Adapted from; Jessie L. Embry, A History of Wasatch County. Salt Lake City: Utah State Historical Society, 1996; Leslie Shupe Raty “A History of Wasatch County, 1859-1899.” M.A. Thesis, Brigham Young University, 1954; Jenson, Andrew. An Encyclopedic History of the Church of Jesus Christ of Latter-day Saints. Salt Lake City: Deseret News, 1941; “History of Charleston, Utah,” Online Utah, accessed April 20, 2020.
Charleston was settled in 1859. The earliest settlers include George Noakes, William Manning, and Alex Wilkens, who all used the land for ranching and some grain production, though the grain was killed by frost that first year. While Wilkens lived in Provo, a man named Charles Shelton lived on his ranch, and sold goods to the settlers on Wilkens’ behalf.
Some accounts suggest that Charleston was named for Charles Shelton, although another account was offered by William Winterton, an early resident of the area. Winterton recalled that while he and John C. Parcell were herding sheep in the area that Parcell’s stepson offered to deliver their mail if they had a name for the area, they chose Charleston.
Charleston was an agricultural community through the 19th and early 20th century. A creamery was founded in Charleston in 1894, and was soon processing so much dairy that it was moved to the more populous settlement of Heber in 1915. The city was incorporated in 1899.

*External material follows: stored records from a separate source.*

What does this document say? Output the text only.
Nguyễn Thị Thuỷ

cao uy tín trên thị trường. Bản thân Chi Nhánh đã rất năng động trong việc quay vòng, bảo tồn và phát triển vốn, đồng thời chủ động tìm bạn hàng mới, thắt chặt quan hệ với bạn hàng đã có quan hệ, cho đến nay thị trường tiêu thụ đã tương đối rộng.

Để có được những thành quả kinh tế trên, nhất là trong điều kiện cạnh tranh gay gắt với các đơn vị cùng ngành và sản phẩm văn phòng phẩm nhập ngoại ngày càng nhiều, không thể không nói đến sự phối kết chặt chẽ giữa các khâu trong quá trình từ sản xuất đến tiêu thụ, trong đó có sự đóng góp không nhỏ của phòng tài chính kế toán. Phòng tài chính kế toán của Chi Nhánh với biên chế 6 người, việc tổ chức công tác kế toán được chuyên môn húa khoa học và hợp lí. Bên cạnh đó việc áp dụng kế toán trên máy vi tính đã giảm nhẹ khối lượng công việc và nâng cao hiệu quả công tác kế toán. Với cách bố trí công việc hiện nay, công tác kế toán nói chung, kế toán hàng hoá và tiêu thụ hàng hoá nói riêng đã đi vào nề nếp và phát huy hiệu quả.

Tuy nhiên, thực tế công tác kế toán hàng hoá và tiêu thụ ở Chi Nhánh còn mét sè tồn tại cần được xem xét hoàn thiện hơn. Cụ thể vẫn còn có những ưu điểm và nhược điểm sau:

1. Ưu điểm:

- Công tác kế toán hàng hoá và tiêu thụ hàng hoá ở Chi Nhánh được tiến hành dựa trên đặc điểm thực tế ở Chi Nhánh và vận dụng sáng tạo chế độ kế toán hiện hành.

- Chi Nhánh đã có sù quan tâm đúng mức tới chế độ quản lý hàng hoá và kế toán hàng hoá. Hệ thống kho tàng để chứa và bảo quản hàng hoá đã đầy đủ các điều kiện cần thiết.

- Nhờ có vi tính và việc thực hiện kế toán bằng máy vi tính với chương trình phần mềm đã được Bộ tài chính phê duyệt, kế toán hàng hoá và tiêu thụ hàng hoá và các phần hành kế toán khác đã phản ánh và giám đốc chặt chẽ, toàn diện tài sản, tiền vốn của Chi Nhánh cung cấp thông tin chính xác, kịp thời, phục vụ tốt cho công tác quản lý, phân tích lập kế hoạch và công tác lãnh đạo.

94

The 1930s forever changed the landscape and makeup of Charleston. A severe water shortage in the 1930s led residents of Utah and Salt Lake Counties to push for the creation of Deer Creek Reservoir, which would inundate much of the ranching land of Charleston. Although an inspection said that Deer Creek would cover some of the best ranch land in the state, the needs of the more populous counties outweighed the needs of the ranchers, and they either sold their lands for the price offered or were taken to court. Though Deer Creek brought much needed water to the state, it flooded two thirds of the land of Charleston, and displaced many families. The population dropped from 343 in 1930 to 323 in 1940, plummeting to 175 by 1943. However, the dairy industry of Charleston continued producing over three million pounds of milk annually in the late 1940s. The population increased somewhat after the displacement of the 1930s and today stands at about 415.